She withdrew her hand from Lady Rossiter's kind, enveloping clasp and put it into the pocket of her pinafore very deliberately.

"On Saturdays I'm going to the estate office with you, I hope. Didn't we arrange that?" she asked Mark Easter.

"If you have nothing better to do, I should be most grateful. Everything is in confusion there, since my clerk had to leave on account of sudden illness."

"I shall like it very much," said Miss Marchrose, with a very charming smile, and still addressing herself exclusively to Mark. "And I've nothing better to do at all, thank you."

Julian, while inwardly applauding her, wondered whether she had herself been entirely aware of the full efficiency of the oblique retaliation.
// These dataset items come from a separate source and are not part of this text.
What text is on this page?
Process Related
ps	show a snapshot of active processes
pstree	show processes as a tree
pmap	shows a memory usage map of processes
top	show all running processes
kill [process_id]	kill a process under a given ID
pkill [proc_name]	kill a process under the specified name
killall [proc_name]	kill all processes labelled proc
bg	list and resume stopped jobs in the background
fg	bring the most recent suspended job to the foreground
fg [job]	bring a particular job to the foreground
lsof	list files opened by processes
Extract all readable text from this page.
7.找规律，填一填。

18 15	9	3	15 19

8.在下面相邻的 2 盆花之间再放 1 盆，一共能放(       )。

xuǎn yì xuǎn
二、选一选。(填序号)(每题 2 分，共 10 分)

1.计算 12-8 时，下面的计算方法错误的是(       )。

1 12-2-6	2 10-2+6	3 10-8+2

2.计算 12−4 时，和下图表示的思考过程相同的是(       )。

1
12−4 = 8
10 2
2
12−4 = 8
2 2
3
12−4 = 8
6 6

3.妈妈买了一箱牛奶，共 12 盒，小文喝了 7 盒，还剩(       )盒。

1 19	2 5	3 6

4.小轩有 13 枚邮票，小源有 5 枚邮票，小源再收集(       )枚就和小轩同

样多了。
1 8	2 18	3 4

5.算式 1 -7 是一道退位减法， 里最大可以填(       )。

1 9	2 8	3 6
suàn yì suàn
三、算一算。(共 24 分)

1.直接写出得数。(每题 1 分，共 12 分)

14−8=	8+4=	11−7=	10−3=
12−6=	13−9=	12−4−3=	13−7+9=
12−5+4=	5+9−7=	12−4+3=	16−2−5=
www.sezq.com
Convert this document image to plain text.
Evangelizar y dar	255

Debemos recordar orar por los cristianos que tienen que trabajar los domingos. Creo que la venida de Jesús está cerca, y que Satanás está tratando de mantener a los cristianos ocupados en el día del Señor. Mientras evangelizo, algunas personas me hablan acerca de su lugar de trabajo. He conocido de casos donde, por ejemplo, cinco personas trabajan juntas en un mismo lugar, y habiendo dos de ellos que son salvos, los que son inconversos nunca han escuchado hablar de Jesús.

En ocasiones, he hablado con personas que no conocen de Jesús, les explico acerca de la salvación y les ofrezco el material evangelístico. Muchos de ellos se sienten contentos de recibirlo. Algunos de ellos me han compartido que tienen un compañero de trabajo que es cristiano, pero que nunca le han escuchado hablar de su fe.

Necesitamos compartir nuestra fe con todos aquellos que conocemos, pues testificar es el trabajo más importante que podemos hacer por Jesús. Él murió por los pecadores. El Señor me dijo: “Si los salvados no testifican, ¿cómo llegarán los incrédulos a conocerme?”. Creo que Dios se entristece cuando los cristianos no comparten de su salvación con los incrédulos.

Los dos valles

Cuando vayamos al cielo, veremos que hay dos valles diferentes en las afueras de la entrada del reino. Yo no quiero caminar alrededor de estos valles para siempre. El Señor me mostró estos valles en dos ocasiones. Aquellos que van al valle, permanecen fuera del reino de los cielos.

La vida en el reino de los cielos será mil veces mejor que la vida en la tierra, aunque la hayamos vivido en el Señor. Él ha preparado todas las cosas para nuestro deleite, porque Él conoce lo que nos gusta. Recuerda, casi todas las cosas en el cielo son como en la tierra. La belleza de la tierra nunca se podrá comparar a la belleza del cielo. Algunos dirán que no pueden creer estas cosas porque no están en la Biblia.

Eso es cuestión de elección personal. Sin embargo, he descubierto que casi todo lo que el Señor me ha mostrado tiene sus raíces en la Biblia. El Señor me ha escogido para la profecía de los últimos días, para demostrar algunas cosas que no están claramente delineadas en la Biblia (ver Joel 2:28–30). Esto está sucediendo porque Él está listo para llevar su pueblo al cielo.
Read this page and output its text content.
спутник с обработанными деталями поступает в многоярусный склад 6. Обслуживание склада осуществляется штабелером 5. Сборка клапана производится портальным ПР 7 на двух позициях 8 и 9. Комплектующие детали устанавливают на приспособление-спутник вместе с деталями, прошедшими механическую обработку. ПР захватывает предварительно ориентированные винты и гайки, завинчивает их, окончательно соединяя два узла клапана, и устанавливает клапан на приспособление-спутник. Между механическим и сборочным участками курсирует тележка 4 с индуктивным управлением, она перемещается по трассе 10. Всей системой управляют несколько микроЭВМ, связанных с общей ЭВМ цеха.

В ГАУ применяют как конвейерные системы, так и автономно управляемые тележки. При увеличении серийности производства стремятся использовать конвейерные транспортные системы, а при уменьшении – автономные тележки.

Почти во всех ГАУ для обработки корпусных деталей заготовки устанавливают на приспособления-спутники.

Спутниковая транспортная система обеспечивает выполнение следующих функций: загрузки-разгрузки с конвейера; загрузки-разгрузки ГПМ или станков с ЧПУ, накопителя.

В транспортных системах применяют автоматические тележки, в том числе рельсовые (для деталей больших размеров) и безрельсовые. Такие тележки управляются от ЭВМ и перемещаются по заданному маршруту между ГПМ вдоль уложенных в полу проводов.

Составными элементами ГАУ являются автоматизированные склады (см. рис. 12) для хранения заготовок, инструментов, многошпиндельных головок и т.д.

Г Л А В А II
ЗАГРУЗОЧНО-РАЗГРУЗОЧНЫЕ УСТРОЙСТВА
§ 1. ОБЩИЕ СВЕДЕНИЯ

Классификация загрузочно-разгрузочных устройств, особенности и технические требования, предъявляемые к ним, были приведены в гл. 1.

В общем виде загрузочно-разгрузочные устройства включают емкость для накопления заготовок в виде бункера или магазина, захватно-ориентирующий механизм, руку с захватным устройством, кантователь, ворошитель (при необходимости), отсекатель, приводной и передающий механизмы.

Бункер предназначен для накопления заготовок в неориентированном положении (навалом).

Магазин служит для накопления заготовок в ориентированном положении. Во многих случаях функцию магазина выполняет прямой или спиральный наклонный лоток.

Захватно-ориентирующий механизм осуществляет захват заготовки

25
On the whole, he thought that she had.

V

As Julian pursued his acquaintance with Miss Marchrose—and he was by no means minded to let it drop—he came more and more to the conclusion that she had been quite as conscious as himself of the mutual antagonism which Edna and she had roused in one another on the rather disastrous occasion of their meeting.

She neither came over to Culmhayes nor showed any disposition to join Lady Rossiter's cherished nature-classes, the final sessions of which were drawing near with the approach of the colder weather.

Julian saw her at the College, where she worked hard and successfully, and once or twice at his own estate office, where she frequently replaced Mark Easter's absent clerk.